– Ну, тебя наверняка и похуже звали. А что там с беженцами в двадцать пятом? Они с какой-то войны? А то двадцать пятый на носу, жутко. Рукой подать дальше по дороге.
Фредди согласился, затем объяснил, что это не из-за войны, а из-за наводнений, и что, судя по акцентам, все беженцы с востока. Его старый друг кивнул с пониманием.
– Ну, не сказать, чтобы люди такого не ожидали, но все верили, что до этого еще жить и жить. Двадцать пятый, а? Вот как. Подумать только.
Настала пауза для очередного глотка чая, прежде чем тема сменилась.
– Ну, рассказывай, Фредди, видал ли Джорджи Шмеля? Он раньше заходил в гости послушать мои уговоры отправляться в места получше, чтобы благополучно пропустить их мимо ушей, – как и все вы, старые разбойники, любите. Но его не было уже с год или больше. Он все еще на своем посту, в кабинете на Мэйорхолд?
Фредди пришлось задуматься. Неужели прошел год, а то и годы, когда он сам видел Джорджи? Фредди знал, что порой терял счет времени, но разве может быть, чтобы он так давно проведывал старого хрыча?
– А знаете, не могу сказать. Небось, еще на месте, хотя сам я туда захаживаю нечасто. По правде говоря, теперь там грязная дыра, но вот что я вам скажу: как пойду от вас, поищу старика Джорджи и узнаю, как он поживает.
Ведь никто Фредди не тянул за язык, тем более что это было физически невозможно. А теперь, раз назвался груздем, придется идти, а значит, к Пэтси Кларк его занесет еще ой как нескоро, где-то ближе к вечеру. Ну ладно. Обождет. Все равно ей торопиться больше некуда.

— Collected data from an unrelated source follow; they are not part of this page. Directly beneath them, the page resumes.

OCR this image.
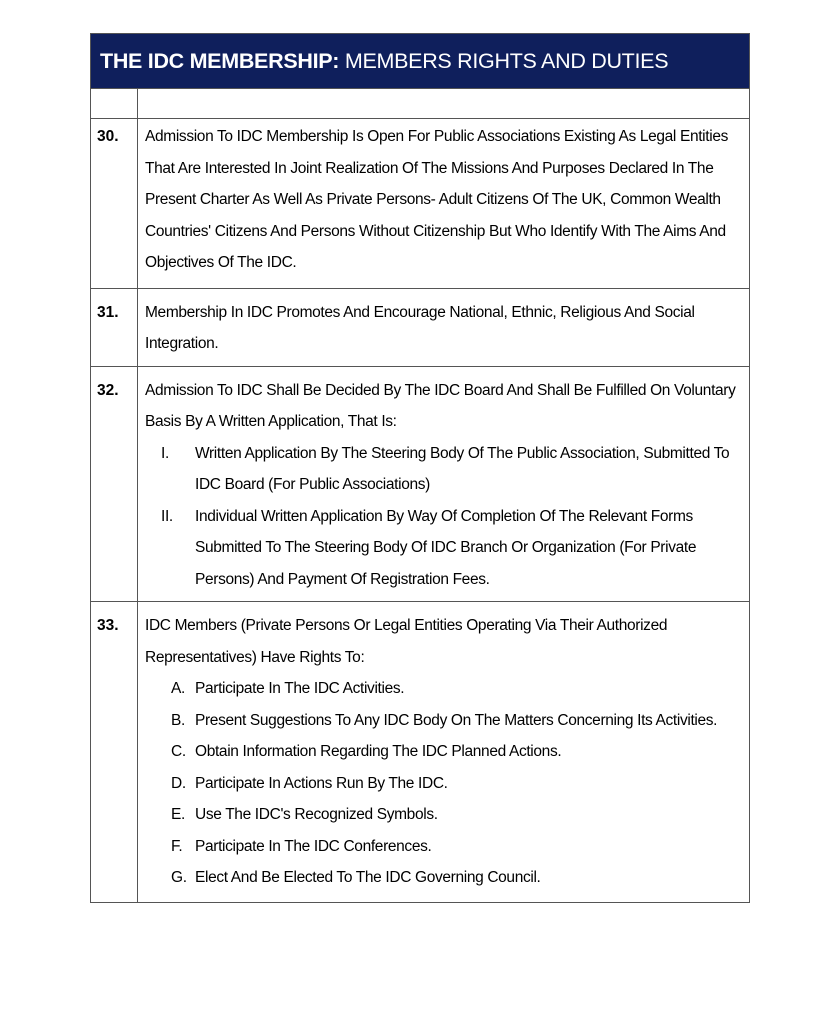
THE IDC MEMBERSHIP:
MEMBERS RIGHTS AND DUTIES
30.	Admission To IDC Membership Is Open For Public Associations Existing As Legal Entities That Are Interested In Joint Realization Of The Missions And Purposes Declared In The Present Charter As Well As Private Persons- Adult Citizens Of The UK, Common Wealth Countries' Citizens And Persons Without Citizenship But Who Identify With The Aims And Objectives Of The IDC.
31.	Membership In IDC Promotes And Encourage National, Ethnic, Religious And Social Integration.
32.	Admission To IDC Shall Be Decided By The IDC Board And Shall Be Fulfilled On Voluntary Basis By A Written Application, That Is:
I.	Written Application By The Steering Body Of The Public Association, Submitted To IDC Board (For Public Associations)
II.	Individual Written Application By Way Of Completion Of The Relevant Forms Submitted To The Steering Body Of IDC Branch Or Organization (For Private Persons) And Payment Of Registration Fees.
33.	IDC Members (Private Persons Or Legal Entities Operating Via Their Authorized Representatives) Have Rights To:
A. Participate In The IDC Activities.
B. Present Suggestions To Any IDC Body On The Matters Concerning Its Activities.
C. Obtain Information Regarding The IDC Planned Actions.
D. Participate In Actions Run By The IDC.
E. Use The IDC's Recognized Symbols.
F. Participate In The IDC Conferences.
G. Elect And Be Elected To The IDC Governing Council.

Как и ожидал Фредди, разговор обратился к его собственному упрямому нежеланию покидать нижние пределы Боро.
– Фредди, если б ты только думал о себе получше, давно бы поднялся повыше. А если бы сделал, как мой прадедушка, поднялся бы совсем высоко. Нам пределов нет.
– Мы все это уже проходили, друг мой сердечный, и я свое место знаю. Там я никому не сдался. Буду только воровать молоко с хлебом с порогов или влезать в неприятности с бабами. Да к тому же разве могут такие, как я, сказать, положа руку на сердце, что заслужили повышение? За всю жисть я ничего не заслужил. Что я сделал, чтобы доказать, что человек я стоящий, или что я хотя бы изменил? Да ничего. Вот будь иначе, вот мог бы я держать голову высоко, как народ получше, тогда бы еще призадумался, да только думаю, что теперь это все уже навряд ли. Раньше надо было себя вести как следует, когда еще был шанс, потому как теперь не вижу, чтобы мне еще подвернулась возможность.